Sign in to view source links and access this dataset
Description
Italy's legal texts aggregated from four open-data sources for NLP applications. The corpus includes approximately 300,000 national legislative documents from 1861 to 2026, 18,000 Constitutional Court decisions, 100,000 administrative justice metadata records, and 50,000 EU legal texts in Italian. It was created by dossier-legal and last updated in March 2026.
Use Cases
Training legal language models based on the corpus of Italian national legislation.
Evaluating named entity recognition models on Constitutional Court decision texts.
Developing information retrieval systems for EU legislation in Italian.
Analyzing patterns in administrative justice metadata for legal research.
Strengths
Aggregates data from four distinct legal sources, providing breadth.
Includes a large volume of national legislation (~300K documents).
Covers a long temporal range for national law, from 1861 to 2026.
Limitations
Column-level documentation is absent; field semantics must be inferred after download.
Row count for the full corpus is unknown, which may limit suitability assessment.
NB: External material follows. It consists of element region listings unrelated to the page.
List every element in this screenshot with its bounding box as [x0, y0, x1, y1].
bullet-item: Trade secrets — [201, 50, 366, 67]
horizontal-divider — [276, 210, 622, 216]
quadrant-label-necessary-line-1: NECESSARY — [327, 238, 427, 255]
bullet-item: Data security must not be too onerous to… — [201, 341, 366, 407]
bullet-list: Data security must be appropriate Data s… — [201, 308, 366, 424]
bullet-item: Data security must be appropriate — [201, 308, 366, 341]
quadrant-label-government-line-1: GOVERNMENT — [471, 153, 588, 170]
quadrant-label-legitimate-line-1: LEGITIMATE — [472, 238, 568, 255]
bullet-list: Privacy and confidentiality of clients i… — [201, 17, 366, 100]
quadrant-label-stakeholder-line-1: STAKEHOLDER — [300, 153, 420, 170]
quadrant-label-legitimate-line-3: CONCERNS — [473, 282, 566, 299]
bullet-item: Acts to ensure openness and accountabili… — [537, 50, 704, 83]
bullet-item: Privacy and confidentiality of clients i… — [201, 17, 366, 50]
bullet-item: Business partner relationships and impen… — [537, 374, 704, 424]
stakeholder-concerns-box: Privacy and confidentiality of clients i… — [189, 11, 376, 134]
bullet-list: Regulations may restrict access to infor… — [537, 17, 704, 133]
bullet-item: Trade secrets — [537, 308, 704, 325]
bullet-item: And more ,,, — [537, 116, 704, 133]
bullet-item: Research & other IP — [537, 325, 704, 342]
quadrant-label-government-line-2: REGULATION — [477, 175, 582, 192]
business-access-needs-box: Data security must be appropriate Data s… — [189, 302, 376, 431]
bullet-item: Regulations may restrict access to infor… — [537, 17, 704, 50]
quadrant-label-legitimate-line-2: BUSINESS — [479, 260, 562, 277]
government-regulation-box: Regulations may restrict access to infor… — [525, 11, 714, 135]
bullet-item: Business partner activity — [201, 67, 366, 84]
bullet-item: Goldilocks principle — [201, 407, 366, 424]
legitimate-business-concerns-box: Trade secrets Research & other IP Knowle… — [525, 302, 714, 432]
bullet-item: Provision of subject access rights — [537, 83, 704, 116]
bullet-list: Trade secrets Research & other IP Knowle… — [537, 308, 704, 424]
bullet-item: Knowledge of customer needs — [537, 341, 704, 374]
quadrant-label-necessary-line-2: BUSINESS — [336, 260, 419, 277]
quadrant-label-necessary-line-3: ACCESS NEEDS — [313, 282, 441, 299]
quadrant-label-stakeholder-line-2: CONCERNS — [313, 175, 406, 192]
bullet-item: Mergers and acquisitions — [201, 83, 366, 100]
Description metadata is limited; actual data quality requires manual inspection after download.
Provenance
Source
Normattiva, Corte Costituzionale, OpenGA, EUR-Lex
Collection Method
Aggregation from four open-data sources.
Time Range
1861-2026
Freshness
Last updated 2026-03-01 03:13:17; freshness should be verified.
Geography
Italy, European Union
License is unknown; restrictions should be verified before use.